La venue annoncée de John Kerry, qui est plus proche de la solution onusienne préconisée pour le conflit sahraoui, du reste adoptée par les pays africains, dont l’Algérie, et réaffirmée à la récente conférence d’Abuja, affole, visiblement, le roi.

Dans les prochains jours, John Kerry, Secrétaire d’Etat aux Affaires étrangères US, sera l’hôte de l’Algérie, pour une visite durant laquelle il rencontrera de hauts responsables algériens et co-présidera, avec le ministre des Affaires étrangères, Ramtane Lamamra, la deuxième réunion du dialogue stratégique USA-Algérie, a déclaré la porte-parole du département d’Etat américain, Jen Psaki. Ce dialogue stratégique, lancé en octobre 2012 à Washington, démontre «l’étroite collaboration et le solide partenariat entre l’Algérie et les Etats-Unis sur un éventail de questions notamment politiques, de sécurité et de lutte contre le terrorisme (…)», a souligné entre autres, la porte-parole américaine. Il est clair que les relations bilatérales entre les deux pays vont de mieux en mieux, surtout lorsqu’elles concernent les sujets de l’heure, notamment ceux touchant la lutte antiterroriste et l’économie.
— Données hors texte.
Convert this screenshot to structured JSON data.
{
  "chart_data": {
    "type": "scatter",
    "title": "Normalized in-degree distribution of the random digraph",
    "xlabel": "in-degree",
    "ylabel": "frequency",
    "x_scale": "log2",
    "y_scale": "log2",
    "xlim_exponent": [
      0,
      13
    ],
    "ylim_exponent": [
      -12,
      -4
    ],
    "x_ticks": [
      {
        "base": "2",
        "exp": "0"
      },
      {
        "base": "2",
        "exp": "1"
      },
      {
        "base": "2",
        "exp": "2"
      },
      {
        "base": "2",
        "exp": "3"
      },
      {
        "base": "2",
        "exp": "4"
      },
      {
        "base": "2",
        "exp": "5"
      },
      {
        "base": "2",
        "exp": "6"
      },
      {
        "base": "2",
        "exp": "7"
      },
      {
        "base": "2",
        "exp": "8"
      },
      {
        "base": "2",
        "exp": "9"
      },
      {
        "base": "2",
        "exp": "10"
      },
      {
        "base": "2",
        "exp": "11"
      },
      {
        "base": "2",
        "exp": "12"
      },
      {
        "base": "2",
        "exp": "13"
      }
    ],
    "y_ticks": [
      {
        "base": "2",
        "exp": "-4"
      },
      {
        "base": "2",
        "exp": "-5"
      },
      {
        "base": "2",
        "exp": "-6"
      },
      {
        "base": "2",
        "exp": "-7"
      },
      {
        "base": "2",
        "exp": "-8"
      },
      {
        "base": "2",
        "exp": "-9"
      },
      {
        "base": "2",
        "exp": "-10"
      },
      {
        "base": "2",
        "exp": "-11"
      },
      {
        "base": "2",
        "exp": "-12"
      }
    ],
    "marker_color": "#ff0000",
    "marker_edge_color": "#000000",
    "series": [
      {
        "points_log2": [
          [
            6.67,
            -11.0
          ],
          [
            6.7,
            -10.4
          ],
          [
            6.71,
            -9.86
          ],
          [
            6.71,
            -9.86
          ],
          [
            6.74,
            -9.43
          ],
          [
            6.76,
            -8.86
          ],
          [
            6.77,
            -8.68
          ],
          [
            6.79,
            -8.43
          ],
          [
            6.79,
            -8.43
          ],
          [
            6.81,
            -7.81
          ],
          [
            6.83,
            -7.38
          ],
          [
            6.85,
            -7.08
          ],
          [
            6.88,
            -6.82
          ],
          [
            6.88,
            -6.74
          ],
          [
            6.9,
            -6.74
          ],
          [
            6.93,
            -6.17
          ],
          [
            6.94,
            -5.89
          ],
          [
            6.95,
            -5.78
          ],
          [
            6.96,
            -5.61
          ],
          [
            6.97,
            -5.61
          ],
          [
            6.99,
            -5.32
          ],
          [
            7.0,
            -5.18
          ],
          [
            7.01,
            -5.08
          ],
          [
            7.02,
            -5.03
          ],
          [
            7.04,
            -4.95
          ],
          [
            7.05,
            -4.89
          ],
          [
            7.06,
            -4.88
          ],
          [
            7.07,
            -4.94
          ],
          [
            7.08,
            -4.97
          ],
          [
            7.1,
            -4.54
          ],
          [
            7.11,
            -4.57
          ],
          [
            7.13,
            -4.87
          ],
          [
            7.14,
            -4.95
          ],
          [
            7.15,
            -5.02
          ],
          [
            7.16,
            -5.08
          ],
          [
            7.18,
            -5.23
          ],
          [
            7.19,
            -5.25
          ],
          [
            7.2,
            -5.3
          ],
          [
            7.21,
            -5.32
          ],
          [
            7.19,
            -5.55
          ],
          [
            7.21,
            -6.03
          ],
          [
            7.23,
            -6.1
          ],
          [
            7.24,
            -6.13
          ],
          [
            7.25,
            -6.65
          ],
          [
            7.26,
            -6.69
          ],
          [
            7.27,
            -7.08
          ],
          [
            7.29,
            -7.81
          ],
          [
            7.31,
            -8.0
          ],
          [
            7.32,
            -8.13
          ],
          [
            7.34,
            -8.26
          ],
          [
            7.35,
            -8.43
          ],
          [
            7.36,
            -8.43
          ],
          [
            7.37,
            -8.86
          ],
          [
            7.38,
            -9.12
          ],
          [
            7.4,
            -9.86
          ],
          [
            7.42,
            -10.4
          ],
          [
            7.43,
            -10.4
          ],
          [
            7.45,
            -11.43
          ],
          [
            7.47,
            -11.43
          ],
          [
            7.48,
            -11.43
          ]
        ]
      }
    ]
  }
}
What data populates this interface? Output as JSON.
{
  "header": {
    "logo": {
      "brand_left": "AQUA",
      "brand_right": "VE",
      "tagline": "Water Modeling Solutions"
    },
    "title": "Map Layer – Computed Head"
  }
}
La venue annoncée de John Kerry, qui est plus proche de la solution onusienne préconisée pour le conflit sahraoui, du reste adoptée par les pays africains, dont l’Algérie, et réaffirmée à la récente conférence d’Abuja, affole, visiblement, le roi. C’est vraisemblablement en effet une des raisons qui ont piqué au vif le monarque marocain au point de mobiliser ses ouailles contre les représentations diplomatiques et consulaires algériennes, atteignant le summum de l’inacceptable avec la profanation du drapeau national. Il est incontestable que la crédibilité de l’Algérie, que ce soit sur le plan continental qu’international, dérange à plus d’un titre le voisin irascible qui, en plus de s’empêtrer dans des soucis économiques inextricables, se voit diplomatiquement isolé. Mohamed VI doit donc trouver, toutes affaires cessantes, l’astuce qui lui permette, à la fois, de grenouiller le débat, en vue de le centrer autour du conflit sahraoui, et de saborder les succès de la diplomatie algérienne, que le pays doit à la sagesse, à la pondération et au sang froid de sa politique. Mais cela reste évidemment hors de portée du sultan, étant donné la fatuité de sa démarche et de celle de ses conseillers.